Can we say that RNN for time series is an example of semi-supervised learning? I am learning neural nets, esp. focusing on RNN for my research problem. This question has nothing exactly to do with my research. 
With my understanding of RNN, I can think of it as an example of semi-supervised learning rather than supervised learning. 
It is because we do not have an exact data set (unsupervised, since no actual labels), but we use the shifted value of the input as the data set (makeshift labels). Hence this makes RNN a semi-supervised learning algorithm (at least for time series).
Am I correct in this understanding?
 A: An RNN (or any neural network for that matter) is basically just a big function of the inputs and parameters.

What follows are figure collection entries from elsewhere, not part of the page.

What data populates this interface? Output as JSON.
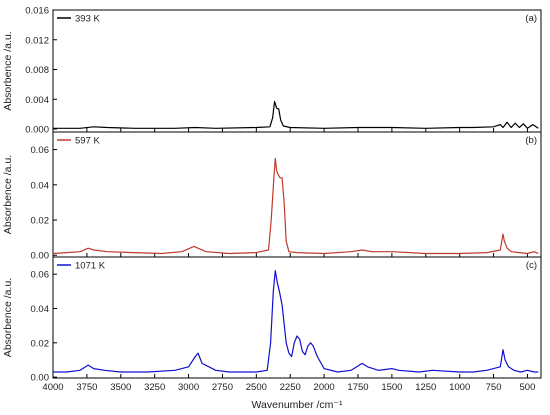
{
  "chart_data": {
    "type": "line",
    "shared_x_axis": {
      "label": "Wavenumber /cm⁻¹",
      "xlim": [
        4000,
        400
      ],
      "reversed": true,
      "ticks": [
        "4000",
        "3750",
        "3500",
        "3250",
        "3000",
        "2750",
        "2500",
        "2250",
        "2000",
        "1750",
        "1500",
        "1250",
        "1000",
        "750",
        "500"
      ],
      "tick_values": [
        4000,
        3750,
        3500,
        3250,
        3000,
        2750,
        2500,
        2250,
        2000,
        1750,
        1500,
        1250,
        1000,
        750,
        500
      ]
    },
    "panels": [
      {
        "panel_label": "(a)",
        "ylabel": "Absorbence /a.u.",
        "ylim": [
          -0.0004,
          0.016
        ],
        "yticks": [
          0.0,
          0.004,
          0.008,
          0.012,
          0.016
        ],
        "ytick_labels": [
          "0.000",
          "0.004",
          "0.008",
          "0.012",
          "0.016"
        ],
        "series": {
          "name": "393 K",
          "color": "#000000",
          "points": [
            [
              4000,
              0.0001
            ],
            [
              3800,
              0.0001
            ],
            [
              3700,
              0.0003
            ],
            [
              3600,
              0.0002
            ],
            [
              3400,
              0.0001
            ],
            [
              3100,
              0.0001
            ],
            [
              2950,
              0.0002
            ],
            [
              2800,
              0.0001
            ],
            [
              2500,
              0.0002
            ],
            [
              2400,
              0.0003
            ],
            [
              2380,
              0.0015
            ],
            [
              2365,
              0.0037
            ],
            [
              2350,
              0.0028
            ],
            [
              2335,
              0.0027
            ],
            [
              2320,
              0.0012
            ],
            [
              2300,
              0.0004
            ],
            [
              2250,
              0.0002
            ],
            [
              2000,
              0.0001
            ],
            [
              1750,
              0.0002
            ],
            [
              1500,
              0.0002
            ],
            [
              1250,
              0.0001
            ],
            [
              1000,
              0.0002
            ],
            [
              900,
              0.0002
            ],
            [
              750,
              0.0003
            ],
            [
              700,
              0.0006
            ],
            [
              680,
              0.0002
            ],
            [
              650,
              0.0009
            ],
            [
              620,
              0.0002
            ],
            [
              590,
              0.0008
            ],
            [
              560,
              0.0002
            ],
            [
              530,
              0.0007
            ],
            [
              500,
              0.0001
            ],
            [
              460,
              0.0006
            ],
            [
              420,
              0.0001
            ]
          ]
        }
      },
      {
        "panel_label": "(b)",
        "ylabel": "Absorbence /a.u.",
        "ylim": [
          -0.001,
          0.07
        ],
        "yticks": [
          0.0,
          0.02,
          0.04,
          0.06
        ],
        "ytick_labels": [
          "0.00",
          "0.02",
          "0.04",
          "0.06"
        ],
        "series": {
          "name": "597 K",
          "color": "#c0392b",
          "points": [
            [
              4000,
              0.001
            ],
            [
              3900,
              0.0015
            ],
            [
              3800,
              0.002
            ],
            [
              3740,
              0.004
            ],
            [
              3700,
              0.003
            ],
            [
              3600,
              0.002
            ],
            [
              3400,
              0.0015
            ],
            [
              3200,
              0.001
            ],
            [
              3050,
              0.002
            ],
            [
              2960,
              0.005
            ],
            [
              2930,
              0.004
            ],
            [
              2870,
              0.002
            ],
            [
              2700,
              0.001
            ],
            [
              2500,
              0.0015
            ],
            [
              2410,
              0.003
            ],
            [
              2390,
              0.02
            ],
            [
              2370,
              0.045
            ],
            [
              2360,
              0.055
            ],
            [
              2350,
              0.048
            ],
            [
              2340,
              0.046
            ],
            [
              2325,
              0.044
            ],
            [
              2310,
              0.044
            ],
            [
              2295,
              0.03
            ],
            [
              2280,
              0.008
            ],
            [
              2260,
              0.002
            ],
            [
              2200,
              0.0015
            ],
            [
              2000,
              0.001
            ],
            [
              1800,
              0.002
            ],
            [
              1720,
              0.003
            ],
            [
              1650,
              0.002
            ],
            [
              1500,
              0.002
            ],
            [
              1250,
              0.001
            ],
            [
              1000,
              0.001
            ],
            [
              800,
              0.0015
            ],
            [
              700,
              0.003
            ],
            [
              680,
              0.012
            ],
            [
              670,
              0.008
            ],
            [
              650,
              0.004
            ],
            [
              620,
              0.002
            ],
            [
              560,
              0.0015
            ],
            [
              500,
              0.001
            ],
            [
              450,
              0.002
            ],
            [
              420,
              0.001
            ]
          ]
        }
      },
      {
        "panel_label": "(c)",
        "ylabel": "Absorbence /a.u.",
        "ylim": [
          -0.0005,
          0.07
        ],
        "yticks": [
          0.0,
          0.02,
          0.04,
          0.06
        ],
        "ytick_labels": [
          "0.00",
          "0.02",
          "0.04",
          "0.06"
        ],
        "series": {
          "name": "1071 K",
          "color": "#1010d0",
          "points": [
            [
              4000,
              0.003
            ],
            [
              3900,
              0.003
            ],
            [
              3800,
              0.004
            ],
            [
              3740,
              0.007
            ],
            [
              3700,
              0.005
            ],
            [
              3620,
              0.004
            ],
            [
              3500,
              0.003
            ],
            [
              3300,
              0.003
            ],
            [
              3100,
              0.004
            ],
            [
              3000,
              0.006
            ],
            [
              2950,
              0.012
            ],
            [
              2930,
              0.014
            ],
            [
              2900,
              0.008
            ],
            [
              2850,
              0.006
            ],
            [
              2800,
              0.004
            ],
            [
              2700,
              0.003
            ],
            [
              2500,
              0.003
            ],
            [
              2420,
              0.004
            ],
            [
              2395,
              0.02
            ],
            [
              2375,
              0.05
            ],
            [
              2360,
              0.062
            ],
            [
              2345,
              0.055
            ],
            [
              2330,
              0.05
            ],
            [
              2310,
              0.042
            ],
            [
              2280,
              0.02
            ],
            [
              2260,
              0.014
            ],
            [
              2240,
              0.012
            ],
            [
              2220,
              0.02
            ],
            [
              2200,
              0.024
            ],
            [
              2180,
              0.022
            ],
            [
              2160,
              0.015
            ],
            [
              2140,
              0.013
            ],
            [
              2120,
              0.018
            ],
            [
              2100,
              0.02
            ],
            [
              2080,
              0.018
            ],
            [
              2050,
              0.012
            ],
            [
              2000,
              0.005
            ],
            [
              1900,
              0.003
            ],
            [
              1800,
              0.004
            ],
            [
              1720,
              0.008
            ],
            [
              1680,
              0.006
            ],
            [
              1600,
              0.004
            ],
            [
              1500,
              0.005
            ],
            [
              1450,
              0.004
            ],
            [
              1300,
              0.003
            ],
            [
              1200,
              0.004
            ],
            [
              1000,
              0.003
            ],
            [
              900,
              0.003
            ],
            [
              800,
              0.004
            ],
            [
              700,
              0.006
            ],
            [
              680,
              0.016
            ],
            [
              665,
              0.01
            ],
            [
              640,
              0.006
            ],
            [
              600,
              0.004
            ],
            [
              550,
              0.003
            ],
            [
              500,
              0.004
            ],
            [
              450,
              0.003
            ],
            [
              420,
              0.003
            ]
          ]
        }
      }
    ]
  }
}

There are supervised models which use RNNs, unsupervised models which use RNNs, and semi-supervised models which use RNNs. How something is supervised is generally independent of the architecture used.
The most "classic" use of RNNs is in language modeling, where we model $p(x) = \prod_i p(x_{i} | x_{j<i})$, and each conditional factor is computed by the RNN. This is an unsupervised model.
A: Semi-supervised refers to using a combination of a labeled dataset (usually quite small) and a (usually much larger) unlabeled dataset.
When the labels are automatically derived from the data itself, this is these days called self-supervised learning or self-supervision. Examples in time series include predicting the next time step, or filling in a gap in the sequence.
This website by Lillian Weng is a good reference for some of the many possible strategies. https://lilianweng.github.io/lil-log/2019/11/10/self-supervised-learning.html
A: 
It is because we do not have an exact data set (unsupervised, since
no actual labels), but we use the shifted value of the input as the
data set (makeshift labels).

If by this you mean that you predict something like
$$
y_t = f(y_{t-1}, y_{t-2}, \dots)
$$
then it is supervised because you have the values that are predicted. If you observed the thing that the model predicts, it is a supervised learning problem. Unsupervised learning would be when the predicted values would not be observed, like in clustering where there are no given cluster labels that are predicted.
Semi-supervised learning would be something different:

Semi-supervised learning is a class of supervised learning tasks and
techniques that also make use of unlabeled data for training –
typically a small amount of labeled data with a large amount of
unlabeled data.

So most of the time-series problems would be supervised learning problems, though a little bit different from others because the same data (but shifted) would be used both as inputs and outputs. Of course, there are unsupervised time-series models, e.g. for clustering, detecting changepoints, etc.